É inacreditável, mas é um facto: é precisamente esta a observação edificante que o camarada Mártov me dirige no n° 58 do Iskra, citando, para lhe dar mais peso, as minhas próprias palavras da Carta a um camarada. Não será isso «anarquismo senhorial», não será seguidismo justificar com exemplos extraídos da época de dispersão, da época dos círculos, a manutenção e a glorificação do espírito de círculo e da anarquia numa época em que já está constituído o partido?

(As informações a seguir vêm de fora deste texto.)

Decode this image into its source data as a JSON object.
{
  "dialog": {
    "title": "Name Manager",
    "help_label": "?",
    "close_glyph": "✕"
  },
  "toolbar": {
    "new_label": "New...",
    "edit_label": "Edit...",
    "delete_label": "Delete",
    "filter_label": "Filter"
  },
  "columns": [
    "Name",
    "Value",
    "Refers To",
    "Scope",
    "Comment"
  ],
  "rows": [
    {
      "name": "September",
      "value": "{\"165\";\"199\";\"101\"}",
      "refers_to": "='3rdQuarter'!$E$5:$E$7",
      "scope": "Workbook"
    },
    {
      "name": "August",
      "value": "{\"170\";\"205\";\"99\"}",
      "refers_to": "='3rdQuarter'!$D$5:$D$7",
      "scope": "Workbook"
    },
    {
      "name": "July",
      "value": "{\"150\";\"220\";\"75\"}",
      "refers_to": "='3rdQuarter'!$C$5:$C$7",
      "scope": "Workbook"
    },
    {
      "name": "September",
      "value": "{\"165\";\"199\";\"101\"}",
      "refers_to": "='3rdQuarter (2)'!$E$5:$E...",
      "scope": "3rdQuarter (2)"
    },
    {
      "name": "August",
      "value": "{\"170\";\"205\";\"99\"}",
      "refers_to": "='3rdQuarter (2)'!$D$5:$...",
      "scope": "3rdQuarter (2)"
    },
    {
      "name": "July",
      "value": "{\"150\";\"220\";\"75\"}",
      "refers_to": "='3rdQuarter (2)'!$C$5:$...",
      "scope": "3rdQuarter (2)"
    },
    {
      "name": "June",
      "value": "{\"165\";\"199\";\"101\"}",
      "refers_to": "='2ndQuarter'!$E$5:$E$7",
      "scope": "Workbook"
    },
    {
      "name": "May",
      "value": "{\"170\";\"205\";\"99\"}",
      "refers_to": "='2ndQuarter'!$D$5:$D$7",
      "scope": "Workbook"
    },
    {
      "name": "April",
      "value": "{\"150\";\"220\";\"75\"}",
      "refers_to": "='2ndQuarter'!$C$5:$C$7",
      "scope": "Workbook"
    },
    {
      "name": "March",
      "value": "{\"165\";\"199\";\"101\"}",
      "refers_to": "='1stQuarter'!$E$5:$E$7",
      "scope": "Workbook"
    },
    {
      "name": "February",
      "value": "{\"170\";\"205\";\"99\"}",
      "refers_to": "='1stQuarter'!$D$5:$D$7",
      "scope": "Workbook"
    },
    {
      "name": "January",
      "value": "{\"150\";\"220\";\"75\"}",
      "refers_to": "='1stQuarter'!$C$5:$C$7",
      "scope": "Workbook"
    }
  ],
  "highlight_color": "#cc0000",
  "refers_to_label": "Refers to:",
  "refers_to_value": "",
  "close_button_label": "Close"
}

Antes, porque não precisávamos nós de estatutos? Porque o partido era formado por círculos isolados que não tinham entre si qualquer ligação orgânica. Passar de um círculo para outro dependia exclusivamente da «livre vontade» de um indivíduo, que não tinha perante si qualquer expressão bem definida da vontade do todo. As questões controversas dentro dos círculos não eram resolvidas com base em estatutos, «mas pela luta e pela ameaça de retirada», como eu escrevia na Carta a um camarada(10), apoiando-me na experiência de uma série de círculos em geral, e em particular na do nosso próprio grupo de seis redactores. Na época dos círculos, isto era natural e inevitável; mas não passou pela cabeça de ninguém elogiá-lo, fazer disto um ideal, todos lamentavam esta dispersão, todos sofriam com isso e ansiavam pela fusão dos círculos dispersos numa organização do partido formalmente constituída. E agora que se efectuou a fusão, arrastam-nos para trás, servem-nos, como se fossem princípios superiores de organização, frases anarquistas! Às pessoas habituadas ao amplo roupão e às pantufas do oblomovismo(11) doméstico dos círculos, estatutos formais parecem-lhes algo de estreito, apertado, pesado, vil, burocrático, opressivo, um estorvo para o livre «processo» da luta ideológica. O anarquismo senhorial não compreende que são necessários estatutos formais precisamente para substituir a ligação limitada dos círculos por uma ampla ligação de partido. A ligação no interior dos círculos ou entre os círculos não devia nem podia tomar forma definida, porque se baseava na amizade pessoal ou numa «confiança» incontrolada e não fundamentada. A ligação de partido não pode nem deve assentar nem numa nem noutra, mas em estatutos formais, redigidos «burocraticamente» (do ponto de vista do intelectual relaxado), cuja observância estrita é o único meio que nos garante contra a arbitrariedade e os caprichos dos círculos, contra o regime de questiúnculas instituído nos círculos e classificado de livre «processo» da luta ideológica.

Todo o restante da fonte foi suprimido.